Inflation driven up by higher energy prices
The rise in consumer prices gained further impetus from the quickening pace of GDP growth in the first half of the year. Measured by the harmonised index of consumer prices, inflation for 2021 as a whole will rise to 1.9% (Chart 6). The rise in the rate of inflation this year is partially attributable to a restoration from the exceptionally low rate of 0.4% in 2020. Instead of a broadly based rise in prices, the higher inflation rate has been caused more by a rise in the prices of individual groups of items, principally energy. Higher priced energy explains around half of this year’s inflation. A significant element in the higher energy prices is liquid fuels, the rising price of which is due to the increase in crude oil prices in the early part of 2021.
The prices of industrial raw materials rose in the first half of 2021, and this was due also to disruptions in industrial supply chains and elevated transportation costs.
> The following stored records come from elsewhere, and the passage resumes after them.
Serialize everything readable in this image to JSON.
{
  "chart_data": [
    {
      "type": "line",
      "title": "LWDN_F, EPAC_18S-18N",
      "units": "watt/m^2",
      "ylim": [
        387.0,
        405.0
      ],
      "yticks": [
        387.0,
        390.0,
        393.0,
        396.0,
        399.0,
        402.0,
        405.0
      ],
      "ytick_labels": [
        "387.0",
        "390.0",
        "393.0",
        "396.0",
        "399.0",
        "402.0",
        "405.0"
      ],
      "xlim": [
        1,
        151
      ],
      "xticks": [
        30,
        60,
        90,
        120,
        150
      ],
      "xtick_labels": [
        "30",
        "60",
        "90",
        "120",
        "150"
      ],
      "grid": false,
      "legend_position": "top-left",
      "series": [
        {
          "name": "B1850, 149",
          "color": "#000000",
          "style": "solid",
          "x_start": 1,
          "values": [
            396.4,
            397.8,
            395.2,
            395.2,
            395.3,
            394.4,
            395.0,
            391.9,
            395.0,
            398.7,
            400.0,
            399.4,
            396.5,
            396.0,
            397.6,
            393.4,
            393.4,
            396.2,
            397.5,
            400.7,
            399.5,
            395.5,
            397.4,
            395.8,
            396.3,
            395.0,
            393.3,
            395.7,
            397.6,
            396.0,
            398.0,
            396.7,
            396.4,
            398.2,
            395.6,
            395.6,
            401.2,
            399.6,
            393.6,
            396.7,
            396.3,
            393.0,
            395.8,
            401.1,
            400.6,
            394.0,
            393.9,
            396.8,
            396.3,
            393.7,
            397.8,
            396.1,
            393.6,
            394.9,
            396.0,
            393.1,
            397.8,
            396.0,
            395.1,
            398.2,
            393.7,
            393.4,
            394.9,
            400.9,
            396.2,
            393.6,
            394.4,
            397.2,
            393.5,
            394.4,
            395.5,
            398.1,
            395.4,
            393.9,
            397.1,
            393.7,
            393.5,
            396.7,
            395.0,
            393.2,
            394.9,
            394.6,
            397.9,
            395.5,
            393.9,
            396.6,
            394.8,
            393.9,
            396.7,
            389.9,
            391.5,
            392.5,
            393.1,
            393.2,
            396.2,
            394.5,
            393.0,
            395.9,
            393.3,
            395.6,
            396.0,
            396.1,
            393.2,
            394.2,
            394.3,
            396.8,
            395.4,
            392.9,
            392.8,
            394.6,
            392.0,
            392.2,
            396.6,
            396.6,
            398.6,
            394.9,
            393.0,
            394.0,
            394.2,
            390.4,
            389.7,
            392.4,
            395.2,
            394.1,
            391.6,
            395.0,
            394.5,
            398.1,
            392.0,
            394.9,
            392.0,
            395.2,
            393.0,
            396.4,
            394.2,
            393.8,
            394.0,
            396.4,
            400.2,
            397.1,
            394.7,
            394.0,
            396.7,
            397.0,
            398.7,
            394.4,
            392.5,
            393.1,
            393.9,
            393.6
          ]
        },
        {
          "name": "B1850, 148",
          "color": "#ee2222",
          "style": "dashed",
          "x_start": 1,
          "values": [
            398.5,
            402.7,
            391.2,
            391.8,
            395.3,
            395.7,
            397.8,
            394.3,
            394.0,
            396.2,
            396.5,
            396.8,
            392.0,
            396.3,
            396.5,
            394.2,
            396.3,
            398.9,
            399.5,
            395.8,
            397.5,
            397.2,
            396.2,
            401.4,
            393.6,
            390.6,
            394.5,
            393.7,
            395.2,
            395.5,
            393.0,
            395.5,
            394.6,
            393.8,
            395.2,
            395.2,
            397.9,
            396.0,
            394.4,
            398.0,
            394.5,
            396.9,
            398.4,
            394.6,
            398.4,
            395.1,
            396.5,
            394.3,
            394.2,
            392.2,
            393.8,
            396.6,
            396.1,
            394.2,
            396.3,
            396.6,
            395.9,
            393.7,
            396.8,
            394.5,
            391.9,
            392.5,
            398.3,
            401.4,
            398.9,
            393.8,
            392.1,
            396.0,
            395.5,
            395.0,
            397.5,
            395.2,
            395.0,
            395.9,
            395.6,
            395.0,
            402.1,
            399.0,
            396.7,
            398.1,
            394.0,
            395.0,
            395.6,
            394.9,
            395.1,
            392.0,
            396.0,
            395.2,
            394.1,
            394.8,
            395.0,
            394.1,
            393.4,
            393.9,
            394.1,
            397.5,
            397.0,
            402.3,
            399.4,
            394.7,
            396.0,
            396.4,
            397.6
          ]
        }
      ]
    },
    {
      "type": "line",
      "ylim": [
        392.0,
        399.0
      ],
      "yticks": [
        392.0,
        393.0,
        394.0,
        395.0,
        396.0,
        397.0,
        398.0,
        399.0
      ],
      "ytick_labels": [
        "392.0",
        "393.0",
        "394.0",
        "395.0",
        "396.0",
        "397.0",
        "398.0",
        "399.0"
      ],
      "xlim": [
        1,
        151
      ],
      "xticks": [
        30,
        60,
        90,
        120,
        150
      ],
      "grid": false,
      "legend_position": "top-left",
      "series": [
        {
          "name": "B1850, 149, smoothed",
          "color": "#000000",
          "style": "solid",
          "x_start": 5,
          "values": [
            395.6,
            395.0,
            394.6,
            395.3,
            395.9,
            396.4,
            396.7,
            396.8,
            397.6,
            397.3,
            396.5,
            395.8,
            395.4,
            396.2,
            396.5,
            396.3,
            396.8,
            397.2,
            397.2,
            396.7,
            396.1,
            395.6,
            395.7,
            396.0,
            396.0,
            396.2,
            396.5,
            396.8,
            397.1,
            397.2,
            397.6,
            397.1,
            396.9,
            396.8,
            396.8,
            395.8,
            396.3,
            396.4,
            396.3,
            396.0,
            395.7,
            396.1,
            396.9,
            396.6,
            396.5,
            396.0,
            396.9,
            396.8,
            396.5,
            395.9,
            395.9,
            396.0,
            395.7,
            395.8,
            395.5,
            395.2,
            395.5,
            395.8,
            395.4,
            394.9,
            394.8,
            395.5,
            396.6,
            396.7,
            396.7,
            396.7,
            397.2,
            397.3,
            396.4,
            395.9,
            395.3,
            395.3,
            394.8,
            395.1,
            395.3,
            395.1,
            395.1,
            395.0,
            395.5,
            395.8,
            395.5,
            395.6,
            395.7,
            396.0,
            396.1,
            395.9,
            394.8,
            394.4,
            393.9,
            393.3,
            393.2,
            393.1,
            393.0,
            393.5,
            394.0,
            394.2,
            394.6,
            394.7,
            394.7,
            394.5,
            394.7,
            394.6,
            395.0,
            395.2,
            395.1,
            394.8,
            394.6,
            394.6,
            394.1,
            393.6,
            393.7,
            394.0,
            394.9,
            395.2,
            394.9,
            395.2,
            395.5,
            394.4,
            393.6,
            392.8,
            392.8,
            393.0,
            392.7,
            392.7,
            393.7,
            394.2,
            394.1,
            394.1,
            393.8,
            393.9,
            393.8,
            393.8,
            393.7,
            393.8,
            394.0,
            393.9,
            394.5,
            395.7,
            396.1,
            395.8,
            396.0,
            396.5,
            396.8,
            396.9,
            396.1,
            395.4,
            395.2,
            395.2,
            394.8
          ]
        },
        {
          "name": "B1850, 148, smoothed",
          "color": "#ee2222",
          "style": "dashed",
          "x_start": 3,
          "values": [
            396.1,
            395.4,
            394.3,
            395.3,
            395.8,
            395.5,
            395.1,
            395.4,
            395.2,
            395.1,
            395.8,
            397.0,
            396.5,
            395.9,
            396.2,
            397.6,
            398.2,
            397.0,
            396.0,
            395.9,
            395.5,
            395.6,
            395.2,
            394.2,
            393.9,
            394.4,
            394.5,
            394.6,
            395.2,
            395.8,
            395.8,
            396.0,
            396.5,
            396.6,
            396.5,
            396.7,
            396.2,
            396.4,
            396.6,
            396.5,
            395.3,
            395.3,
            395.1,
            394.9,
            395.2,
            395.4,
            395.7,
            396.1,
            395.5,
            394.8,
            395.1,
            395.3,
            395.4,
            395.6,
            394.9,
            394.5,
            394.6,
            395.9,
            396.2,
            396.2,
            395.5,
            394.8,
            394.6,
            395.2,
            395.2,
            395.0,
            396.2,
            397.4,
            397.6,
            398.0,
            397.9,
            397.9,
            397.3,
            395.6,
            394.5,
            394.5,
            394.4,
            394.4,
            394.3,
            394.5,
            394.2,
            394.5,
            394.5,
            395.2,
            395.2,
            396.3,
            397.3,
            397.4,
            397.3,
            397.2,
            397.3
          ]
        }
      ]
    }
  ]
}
Among consumer goods, the prices of used cars in particular rose during the spring and summer.
Prices of services surged at a rate of almost 2% in the first half of the year, but among the subcategories of this group there is considerable variation in the price trend. The rise in rents has slowed to less than 1%, but the prices of certain travel services, for example, began to increase clearly again during the summer.
The growth in the economy will continue to be strong and will ensure a rise in consumer prices again in 2022. The rate of inflation will nevertheless slow to 1.5%, as the rise in energy prices flattens out. In raw materials other than oil, the rise in prices has already levelled off during the summer. In parallel with the declining effect of energy prices on inflation, there will be a steepening rise in underlying inflation, covering goods and services. In 2023, consumer prices are projected to rise by 1.6%.